Wie erleichtere ich die Navigation?
Wie setze ich den Fokus korrekt um?
Sensorische Sinne einbeziehen
In detaillierten Mockups wird es ästhetisch: Die visuellen Elemente werden so aufbereitet, dass sie ansprechend sind, gleichzeitig aber die erarbeiteten Ziele betonen. Man darf sich demnach nicht darauf ausruhen, dass ein Design modern und ansprechend aussieht. Wenn man zum Beispiel im Wireframe eine Struktur positioniert und abgegrenzt hat, sollte das Mockup durch Farbwahl und Abstände nicht dafür sorgen, dass diese Abgrenzung nicht mehr deutlich ist. Weiterhin sollte das Design das Auge leiten. Durch Hervorhebungen und zurückhaltende Elementdesigns sollte der Fokus auf die wichtigsten Elemente geleitet werden und so fortführen lassen, wie es für die Reihenfolge der Prozessschritte in der Oberfläche geplant ist.

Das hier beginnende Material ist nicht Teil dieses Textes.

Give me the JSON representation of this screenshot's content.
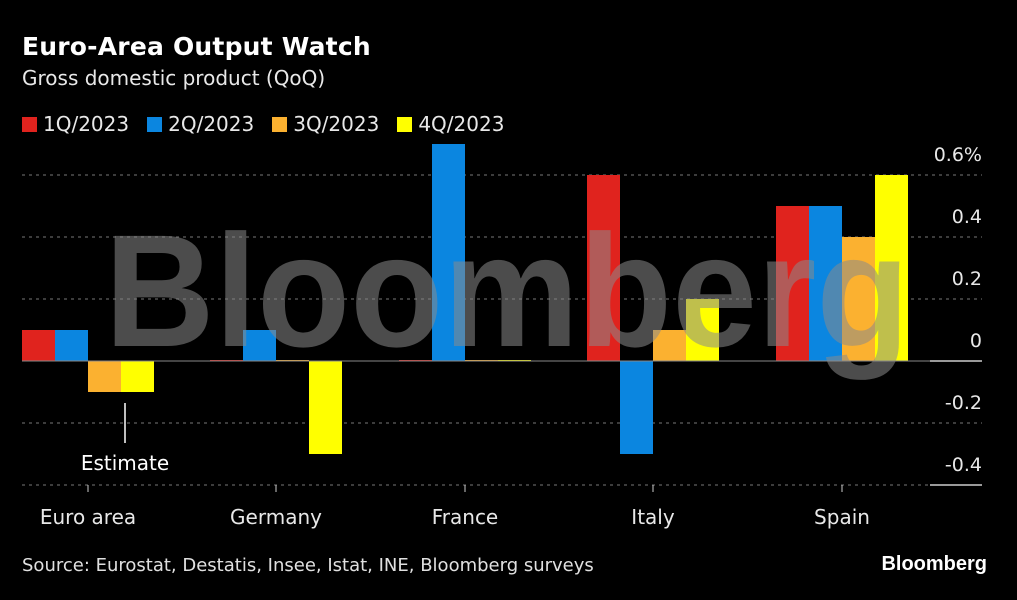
{
  "header": {
    "title": "Euro-Area Output Watch",
    "subtitle": "Gross domestic product (QoQ)"
  },
  "footer": {
    "source": "Source: Eurostat, Destatis, Insee, Istat, INE, Bloomberg surveys",
    "brand": "Bloomberg"
  },
  "watermark": "Bloomberg",
  "chart_data": {
    "type": "bar",
    "title": "Euro-Area Output Watch",
    "subtitle": "Gross domestic product (QoQ)",
    "xlabel": "",
    "ylabel": "",
    "categories": [
      "Euro area",
      "Germany",
      "France",
      "Italy",
      "Spain"
    ],
    "series": [
      {
        "name": "1Q/2023",
        "color": "#e0231e",
        "values": [
          0.1,
          0.0,
          0.0,
          0.6,
          0.5
        ]
      },
      {
        "name": "2Q/2023",
        "color": "#0b86e0",
        "values": [
          0.1,
          0.1,
          0.7,
          -0.3,
          0.5
        ]
      },
      {
        "name": "3Q/2023",
        "color": "#fbb130",
        "values": [
          -0.1,
          0.0,
          0.0,
          0.1,
          0.4
        ]
      },
      {
        "name": "4Q/2023",
        "color": "#ffff00",
        "values": [
          -0.1,
          -0.3,
          0.0,
          0.2,
          0.6
        ]
      }
    ],
    "ylim": [
      -0.4,
      0.6
    ],
    "yticks": [
      0.6,
      0.4,
      0.2,
      0,
      -0.2,
      -0.4
    ],
    "ytick_labels": [
      "0.6%",
      "0.4",
      "0.2",
      "0",
      "-0.2",
      "-0.4"
    ],
    "grid": true,
    "legend_position": "top-left",
    "y_axis_side": "right",
    "annotations": [
      {
        "text": "Estimate",
        "category": "Euro area",
        "series": [
          "3Q/2023",
          "4Q/2023"
        ]
      }
    ]
  }
}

Welche gestalterischen Mittel kann ich nutzen?
Kontrast sorgt für Hervorhebungen, die zum Beispiel den Call To Action Button erkenntlich machen. Kontraste helfen auch dabei, das Auge zu leiten, sodass man von einem kontrastreichen Element zum nächsten springt. Zu viele eingesetzte Kontraste lenken voneinander ab, sodass Hervorhebungen bewusst und reduziert eingesetzt werden sollten. Wenn ein Produkt regelmäßig neue Funktionen erhält, auf die man situationsbedingt aufmerksam machen möchte, kann das darin enden, dann man am Ende viele Call To Actions hat, da die ehemals neuen Funktionen immer noch betont sind. Daher ist es wichtig, bei neuen Funktionen objektiv zu hinterfragen, wie stark sie im eingesetzten Kontext betont sein müssen. Allgemein macht es Sinn, Designs einzelner Elemente in verschiedenen Kontexten auszuprobieren, um sicherzugehen, dass sie flexibel einsetzbar sind.

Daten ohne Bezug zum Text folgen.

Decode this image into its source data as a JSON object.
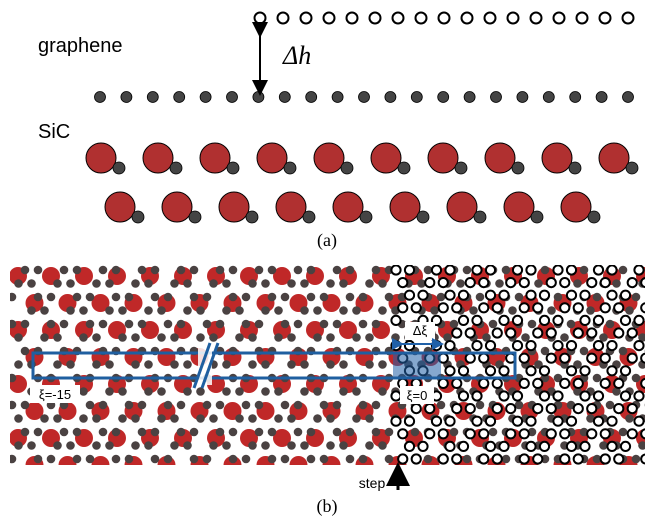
{
  "panel_a": {
    "graphene_label": "graphene",
    "height_label": "Δh",
    "substrate_label": "SiC",
    "caption": "(a)"
  },
  "panel_b": {
    "shift_label": "Δξ",
    "left_index_label": "ξ=-15",
    "right_index_label": "ξ=0",
    "step_label": "step",
    "caption": "(b)"
  }
}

Ein Mittel, um visuell Ordnung zu schaffen, ist die Nutzung einer Tabellenstruktur, wodurch Elemente auf dieselbe vertikale oder horizontale Linie gesetzt werden. Zu viele genutzte Linien wirken visuell chaotisch, zu wenige können sehr statisch, bis zu langweilig wirken. Ein weiteres Mittel für mehr Ordnung und auch ein flexibles Layout sind Elemente in selber Höhe anzuwenden. Das erleichtert die Positionierung der Elemente nebeneinander.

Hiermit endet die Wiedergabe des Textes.